Studio album by Loverboy
- Released: August 1985
- Studio: Little Mountain Sound Studios (Vancouver, British Columbia)
- Genre: Arena rock, pop rock
- Length: 38:19
- Label: Columbia
- Producer: Tom Allom and Paul Dean

Loverboy chronology
| Keep It Up (1983) | Lovin' Every Minute of It (1985) | Wildside (1987) |

Singles from Lovin' Every Minute of It
- "Lovin' Every Minute of It" Released: 1985; "Dangerous" Released: 1985; "This Could Be the Night" Released: 1986; "Lead a Double Life" Released: 1986;

= Lovin' Every Minute of It =

Lovin' Every Minute of It is the fourth studio album, released in 1985 by the rock band Loverboy. The album became a hit thanks to the title track which reached #9 at US Billboard Hot 100, while "This Could Be the Night" peaked at #10, "Dangerous" #65 and "Lead a Double Life" #68. The album went double platinum, being the last of the band's to do so.

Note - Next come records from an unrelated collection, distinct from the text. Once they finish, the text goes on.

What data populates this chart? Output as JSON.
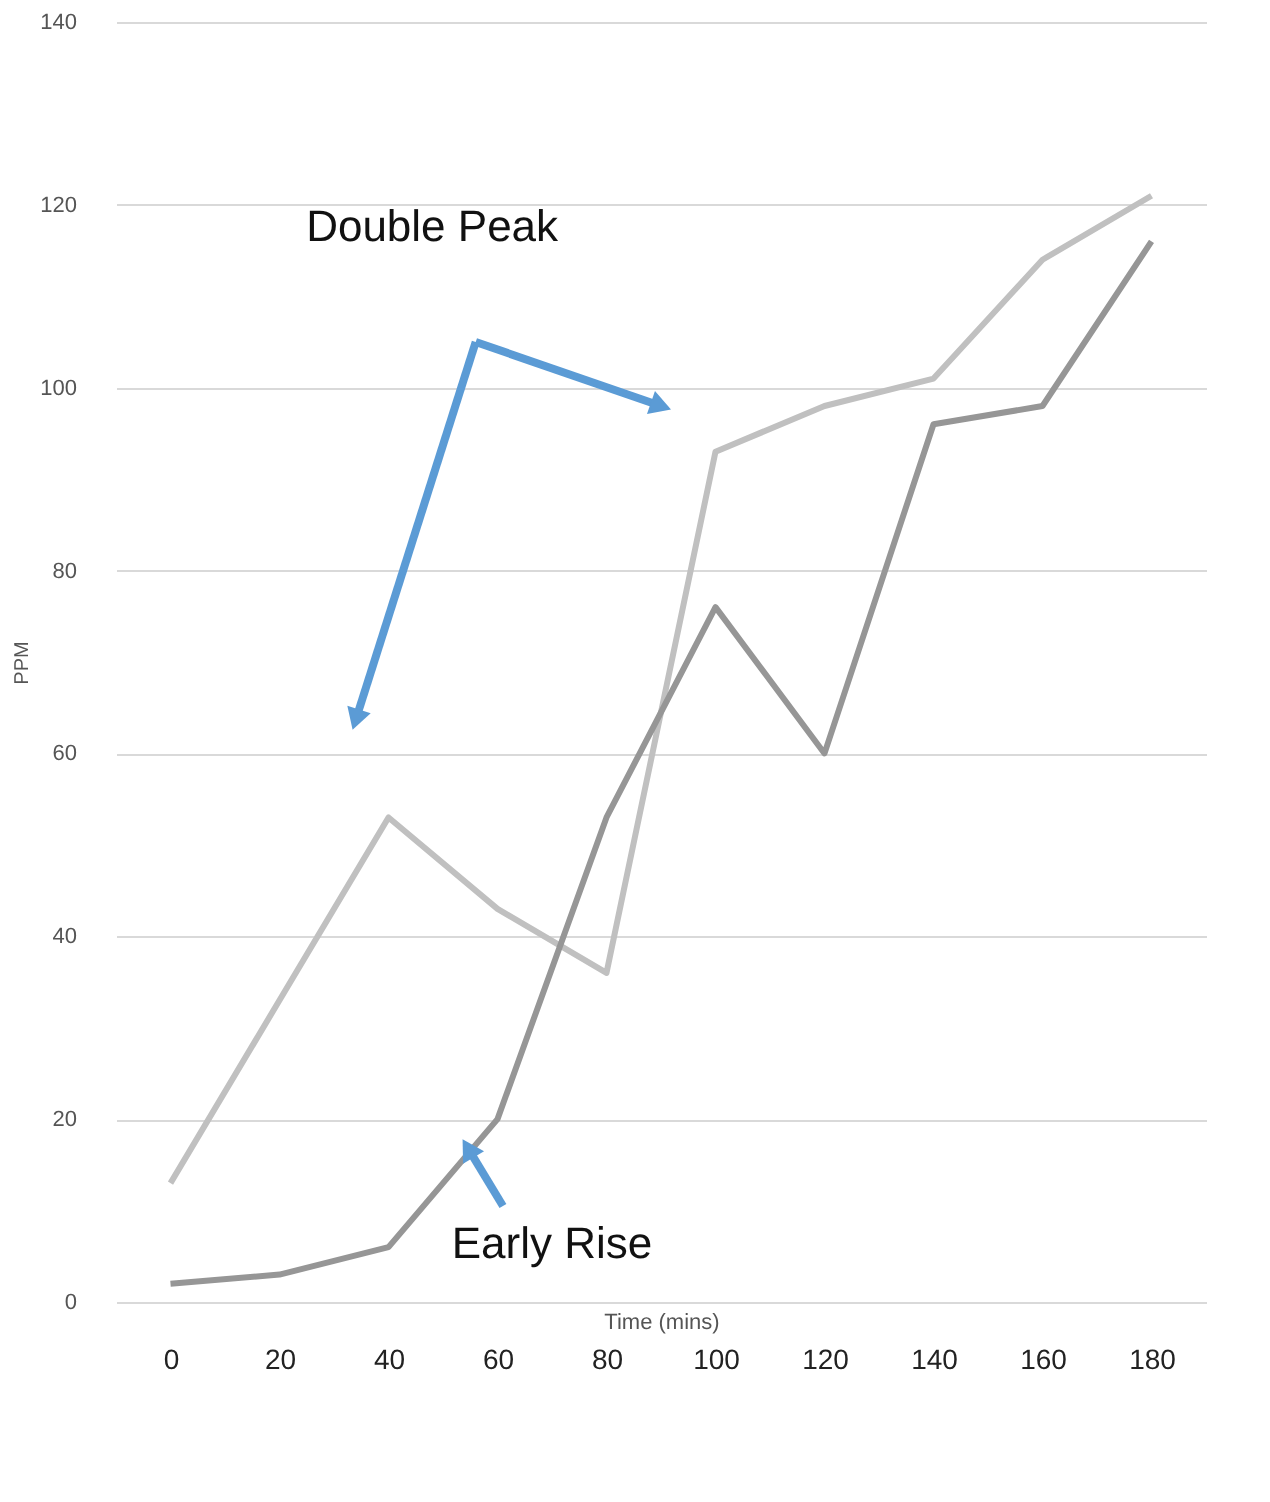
{
  "chart_data": {
    "type": "line",
    "xlabel": "Time (mins)",
    "ylabel": "PPM",
    "categories": [
      "0",
      "20",
      "40",
      "60",
      "80",
      "100",
      "120",
      "140",
      "160",
      "180"
    ],
    "series": [
      {
        "color": "#c0c0c0",
        "values": [
          13,
          33,
          53,
          43,
          36,
          93,
          98,
          101,
          114,
          121
        ]
      },
      {
        "color": "#969696",
        "values": [
          2,
          3,
          6,
          20,
          53,
          76,
          60,
          96,
          98,
          116
        ]
      }
    ],
    "ylim": [
      0,
      140
    ],
    "yticks": [
      0,
      20,
      40,
      60,
      80,
      100,
      120,
      140
    ],
    "grid": "y",
    "legend": false,
    "marker": "none",
    "line_style": "solid",
    "annotations": [
      "Double Peak",
      "Early Rise"
    ]
  }
}
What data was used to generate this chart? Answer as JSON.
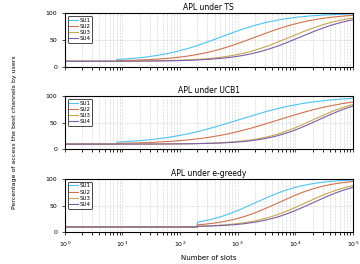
{
  "titles": [
    "APL under TS",
    "APL under UCB1",
    "APL under e-greedy"
  ],
  "xlabel": "Number of slots",
  "ylabel": "Percentage of access the best channels by users",
  "xlim": [
    1,
    100000
  ],
  "ylim": [
    0,
    100
  ],
  "yticks": [
    0,
    50,
    100
  ],
  "colors": {
    "SU1": "#4dc3f7",
    "SU2": "#d2724a",
    "SU3": "#c8a84b",
    "SU4": "#7b5ea7"
  },
  "legend_labels": [
    "SU1",
    "SU2",
    "SU3",
    "SU4"
  ],
  "ts": {
    "su1": {
      "x_mid": 500,
      "steepness": 1.8,
      "flat_until": 8
    },
    "su2": {
      "x_mid": 2000,
      "steepness": 1.8,
      "flat_until": 8
    },
    "su3": {
      "x_mid": 8000,
      "steepness": 2.0,
      "flat_until": 8
    },
    "su4": {
      "x_mid": 12000,
      "steepness": 2.0,
      "flat_until": 8
    }
  },
  "ucb1": {
    "su1": {
      "x_mid": 1000,
      "steepness": 1.5,
      "flat_until": 8
    },
    "su2": {
      "x_mid": 5000,
      "steepness": 1.5,
      "flat_until": 8
    },
    "su3": {
      "x_mid": 20000,
      "steepness": 2.2,
      "flat_until": 8
    },
    "su4": {
      "x_mid": 25000,
      "steepness": 2.2,
      "flat_until": 8
    }
  },
  "egreedy": {
    "su1": {
      "x_mid": 2000,
      "steepness": 2.2,
      "flat_until": 200
    },
    "su2": {
      "x_mid": 5000,
      "steepness": 2.2,
      "flat_until": 200
    },
    "su3": {
      "x_mid": 15000,
      "steepness": 2.2,
      "flat_until": 200
    },
    "su4": {
      "x_mid": 20000,
      "steepness": 2.2,
      "flat_until": 200
    }
  },
  "start_val": 10,
  "end_val": 100
}
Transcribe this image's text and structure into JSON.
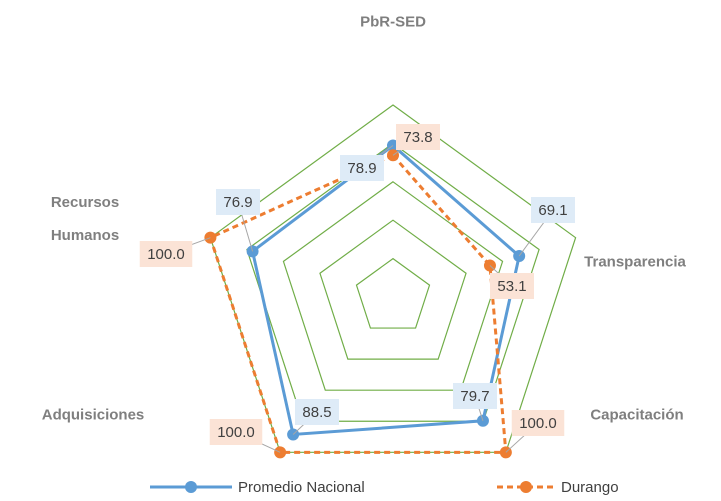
{
  "chart_data": {
    "type": "radar",
    "title": "PbR-SED",
    "categories": [
      "PbR-SED",
      "Transparencia",
      "Capacitación",
      "Adquisiciones",
      "Recursos Humanos"
    ],
    "series": [
      {
        "name": "Promedio Nacional",
        "color": "#5b9bd5",
        "values": [
          78.9,
          69.1,
          79.7,
          88.5,
          76.9
        ],
        "value_labels": [
          "78.9",
          "69.1",
          "79.7",
          "88.5",
          "76.9"
        ]
      },
      {
        "name": "Durango",
        "color": "#ed7d31",
        "values": [
          73.8,
          53.1,
          100.0,
          100.0,
          100.0
        ],
        "value_labels": [
          "73.8",
          "53.1",
          "100.0",
          "100.0",
          "100.0"
        ]
      }
    ],
    "ylim": [
      0,
      100
    ],
    "yticks": [
      20,
      40,
      60,
      80,
      100
    ],
    "grid": true,
    "grid_color": "#70ad47",
    "legend": "bottom"
  }
}
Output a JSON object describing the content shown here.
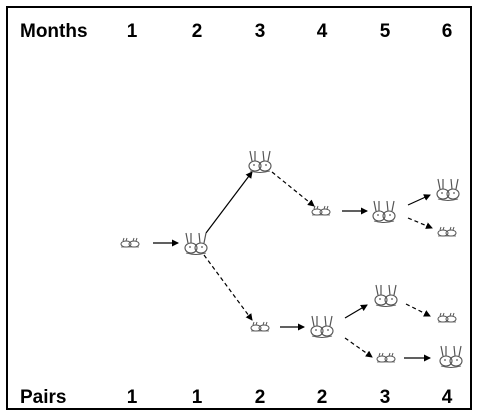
{
  "header": {
    "label": "Months",
    "values": [
      "1",
      "2",
      "3",
      "4",
      "5",
      "6"
    ]
  },
  "footer": {
    "label": "Pairs",
    "values": [
      "1",
      "1",
      "2",
      "2",
      "3",
      "4"
    ]
  },
  "legend_meaning": {
    "small_icon": "baby rabbit pair",
    "large_icon": "adult rabbit pair",
    "solid_arrow": "pair matures / stays",
    "dashed_arrow": "pair gives birth to new pair"
  },
  "colors": {
    "ink": "#000000",
    "icon_stroke": "#555555",
    "background": "#ffffff"
  }
}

Due to scheduling conflicts this is the first album the band did not use Bruce Fairbairn as their producer. In October 1984, they did sessions with Mike Shipley producing at Le Studio in Morin Heights, but were dissatisfied with the results so the recordings were scrapped. Tom Allom was eventually hired as a replacement.

Cash Box said of the single "Lead a Double Life" that "Loverboy’s trademark straightforward pop/rock angle is given a slight 'new music,' Devo-ish bent here." Billboard said it borrowed "aggressive mannerisms from the new wave."

Professional ratings
Review scores
| Source | Rating |
| AllMusic | Star |
| Kerrang! | Star Half star |

== Track listing ==

| No. | Title | Writer(s) | Length |
|---|---|---|---|
| 1. | "Lovin' Every Minute of it" | Robert John "Mutt" Lange | 3:30 |
| 2. | "Steal the Thunder" | Paul Dean, Mike Reno, Davitt Sigerson, Bill Wray | 4:09 |
| 3. | "Friday Night" | Patrick Mahassen, Wray, Dean, Sigerson | 3:33 |
| 4. | "This Could Be the Night" | Jonathan Cain, Dean, Reno, Wray | 4:56 |
| 5. | "Too Much Too Soon" | Dean, Sigerson, Wray | 4:07 |
| 6. | "Lead a Double Life" | Doug Johnson, Sigerson, Ted Johnson, Wray, Dean, Reno | 4:20 |
| 7. | "Dangerous" | Bryan Adams, Jim Vallance | 3:29 |
| 8. | "Destination Heartbreak" | Scott Smith, Wray, Reno, Dean | 4:42 |
| 9. | "Bullet in the Chamber" | Dean, Sigerson, Wray, Reno | 5:11 |

==Personnel==
All information from the album booklet.

Loverboy
- Mike Reno – lead vocals
- Paul Dean – guitar, backing vocals, producer
- Doug Johnson – keyboards, Fairlight CMI, E-MU Emulator
- Scott Smith – bass, backing vocals
- Matt Frenette – drums, percussion, timbales

Additional backing vocals
- Jaime St. James
- Mark LaFrance
- Nancy Nash
- Ra McGuire
- Rick Livingstone
- Tommy Thayer

Production
- Tom Allom – producer
- Mark Dodson – engineer
- Bernie Grundman – mastering
- James O'Mara – photography
- Ron Obvious – assistant engineer
- Holland MacDonald – art direction
- Elizabeth Legge – artwork

==Charts==

| Chart (1985) | Peak position |
|---|---|
| Canada Top Albums/CDs (RPM) | 22 |
| German Albums (Offizielle Top 100) | 54 |
| US Billboard 200 | 13 |

== Certifications ==

| Region | Certification | Certified units/sales |
| Canada (Music Canada) | 2× Platinum | 200,000^{‡} |
| United States (RIAA) | 2× Platinum | 2,000,000^{^} |
^{^} Shipments figures based on certification alone. ^{‡} Sales+streaming figures based on certification alone.